The Gentleman Bank Robber: A Film by Julie Perini
Julie Perini’s documentary film, The Gentleman Bank Robber, is a portrait of revolutionary rita bo brown. A white working-class butch from rural Oregon, bo became known as “The Gentleman Bank Robber” in the 1970s for combining her butch style of dress with a polite way of demanding funds from bank tellers. The film moves between everyday moments with bo in and around her current home in Oakland, California, and historical retelling of the events of bo’s extraordinary life through interviews with bo and her collaborators, archival materials, and rare social movement ephemera.
The film weaves together personal and political perspectives on 20th-century social movement histories, including queer liberation in the 1960s; militant, underground activity with the George Jackson Brigade in the 1970s, a revolutionary prison abolitionist group; political prisoner support work in the 1980s, and prison activist work into the present day. bo brown is a model for how to lead a life of committed activism while maintaining a sense of humor and humanity.

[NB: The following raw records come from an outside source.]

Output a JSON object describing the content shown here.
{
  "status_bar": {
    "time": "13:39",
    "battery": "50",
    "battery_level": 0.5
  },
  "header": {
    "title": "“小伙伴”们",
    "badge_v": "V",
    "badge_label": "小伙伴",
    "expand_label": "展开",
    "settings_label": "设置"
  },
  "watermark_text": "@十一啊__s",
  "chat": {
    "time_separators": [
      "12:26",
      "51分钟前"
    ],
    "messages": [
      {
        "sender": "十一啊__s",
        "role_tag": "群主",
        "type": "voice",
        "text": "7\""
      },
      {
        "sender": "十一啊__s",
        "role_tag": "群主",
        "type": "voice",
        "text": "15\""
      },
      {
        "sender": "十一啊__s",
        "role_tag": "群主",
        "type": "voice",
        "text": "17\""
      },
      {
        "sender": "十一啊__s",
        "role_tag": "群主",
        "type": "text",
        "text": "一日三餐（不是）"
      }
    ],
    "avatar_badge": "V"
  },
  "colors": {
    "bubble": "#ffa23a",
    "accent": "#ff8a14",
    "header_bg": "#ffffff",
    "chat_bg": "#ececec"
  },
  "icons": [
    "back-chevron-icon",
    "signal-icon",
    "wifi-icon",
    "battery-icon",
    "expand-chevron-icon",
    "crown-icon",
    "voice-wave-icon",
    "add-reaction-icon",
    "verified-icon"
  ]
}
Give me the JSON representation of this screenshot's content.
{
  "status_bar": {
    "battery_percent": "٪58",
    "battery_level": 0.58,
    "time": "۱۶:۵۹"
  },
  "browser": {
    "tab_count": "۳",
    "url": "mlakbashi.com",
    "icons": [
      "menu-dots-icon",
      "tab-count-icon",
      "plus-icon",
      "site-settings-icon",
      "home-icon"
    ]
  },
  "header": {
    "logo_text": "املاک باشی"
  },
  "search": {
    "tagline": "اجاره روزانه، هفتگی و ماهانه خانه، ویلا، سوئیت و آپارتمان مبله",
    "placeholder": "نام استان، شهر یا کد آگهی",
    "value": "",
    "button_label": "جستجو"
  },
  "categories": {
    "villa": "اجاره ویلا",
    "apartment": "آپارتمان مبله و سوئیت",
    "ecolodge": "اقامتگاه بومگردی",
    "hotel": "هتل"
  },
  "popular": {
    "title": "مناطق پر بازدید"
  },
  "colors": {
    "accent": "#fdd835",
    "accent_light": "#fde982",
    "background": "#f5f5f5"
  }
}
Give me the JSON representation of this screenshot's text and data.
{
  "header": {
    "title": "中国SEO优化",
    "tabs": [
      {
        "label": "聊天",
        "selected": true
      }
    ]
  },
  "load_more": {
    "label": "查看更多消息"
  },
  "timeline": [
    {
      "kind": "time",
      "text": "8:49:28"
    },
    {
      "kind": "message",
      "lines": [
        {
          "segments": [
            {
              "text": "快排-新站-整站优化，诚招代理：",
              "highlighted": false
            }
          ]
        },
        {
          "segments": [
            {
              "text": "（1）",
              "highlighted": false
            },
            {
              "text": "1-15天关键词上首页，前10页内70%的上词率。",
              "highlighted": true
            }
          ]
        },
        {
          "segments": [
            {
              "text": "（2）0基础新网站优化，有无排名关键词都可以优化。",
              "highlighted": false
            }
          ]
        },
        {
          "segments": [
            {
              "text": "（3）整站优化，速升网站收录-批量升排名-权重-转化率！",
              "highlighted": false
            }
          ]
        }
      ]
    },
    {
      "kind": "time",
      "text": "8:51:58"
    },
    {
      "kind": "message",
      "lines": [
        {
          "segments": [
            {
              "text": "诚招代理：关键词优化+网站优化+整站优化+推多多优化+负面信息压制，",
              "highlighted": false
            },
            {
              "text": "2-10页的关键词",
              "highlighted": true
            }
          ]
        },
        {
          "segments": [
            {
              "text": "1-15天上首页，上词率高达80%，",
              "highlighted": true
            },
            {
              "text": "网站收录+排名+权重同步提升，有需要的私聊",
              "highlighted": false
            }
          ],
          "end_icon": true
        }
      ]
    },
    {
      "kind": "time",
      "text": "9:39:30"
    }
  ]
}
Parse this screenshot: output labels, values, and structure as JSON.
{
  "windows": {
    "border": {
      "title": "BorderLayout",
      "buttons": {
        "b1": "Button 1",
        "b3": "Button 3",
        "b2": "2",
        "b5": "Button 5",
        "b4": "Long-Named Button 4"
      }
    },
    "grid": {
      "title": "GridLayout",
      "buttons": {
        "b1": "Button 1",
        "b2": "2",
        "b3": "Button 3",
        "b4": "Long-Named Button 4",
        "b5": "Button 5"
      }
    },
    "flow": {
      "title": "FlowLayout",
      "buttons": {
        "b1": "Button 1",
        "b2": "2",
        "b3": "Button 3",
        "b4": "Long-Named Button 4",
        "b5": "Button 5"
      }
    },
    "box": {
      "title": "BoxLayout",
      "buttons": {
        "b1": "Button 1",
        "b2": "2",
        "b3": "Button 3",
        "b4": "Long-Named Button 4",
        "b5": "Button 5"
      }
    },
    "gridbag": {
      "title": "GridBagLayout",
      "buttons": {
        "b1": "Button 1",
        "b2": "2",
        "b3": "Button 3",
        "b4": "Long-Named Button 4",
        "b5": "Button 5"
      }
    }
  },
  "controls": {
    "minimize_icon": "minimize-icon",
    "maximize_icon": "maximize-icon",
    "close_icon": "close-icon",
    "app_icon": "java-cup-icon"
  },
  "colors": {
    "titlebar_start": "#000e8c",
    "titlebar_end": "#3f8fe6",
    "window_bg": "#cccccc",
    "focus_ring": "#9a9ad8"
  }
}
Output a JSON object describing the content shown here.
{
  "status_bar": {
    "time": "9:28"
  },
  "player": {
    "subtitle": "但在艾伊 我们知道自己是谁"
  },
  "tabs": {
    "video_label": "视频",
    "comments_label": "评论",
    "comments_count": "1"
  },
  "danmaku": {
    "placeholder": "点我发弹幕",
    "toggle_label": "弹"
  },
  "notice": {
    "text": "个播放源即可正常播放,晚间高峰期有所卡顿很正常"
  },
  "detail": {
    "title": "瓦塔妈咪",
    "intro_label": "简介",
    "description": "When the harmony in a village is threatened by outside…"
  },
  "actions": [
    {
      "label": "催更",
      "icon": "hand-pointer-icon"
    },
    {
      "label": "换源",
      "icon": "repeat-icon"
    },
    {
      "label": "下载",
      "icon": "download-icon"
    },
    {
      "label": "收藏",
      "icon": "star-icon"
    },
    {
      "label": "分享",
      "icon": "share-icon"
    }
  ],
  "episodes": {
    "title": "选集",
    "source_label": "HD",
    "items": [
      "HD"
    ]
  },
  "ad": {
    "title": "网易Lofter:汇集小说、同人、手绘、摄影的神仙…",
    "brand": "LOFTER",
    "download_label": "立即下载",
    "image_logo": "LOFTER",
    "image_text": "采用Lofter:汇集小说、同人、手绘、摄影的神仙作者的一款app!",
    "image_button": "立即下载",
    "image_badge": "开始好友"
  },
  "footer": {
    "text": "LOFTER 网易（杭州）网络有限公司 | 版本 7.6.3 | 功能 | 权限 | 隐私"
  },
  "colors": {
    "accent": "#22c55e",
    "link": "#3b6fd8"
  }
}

Perini has a dynamic practice in video and film, exhibiting feature-length documentary films at festivals around the world and video artworks and installations at galleries and museums. Her current work is focused on autobiography, using creative nonfiction techniques to explore her own family history. In addition to her work as faculty in the School of Art + Design, she often collaborates with social and environmental justice organizations and she is currently a backcountry guide for the arts/environmental group, Signal Fire.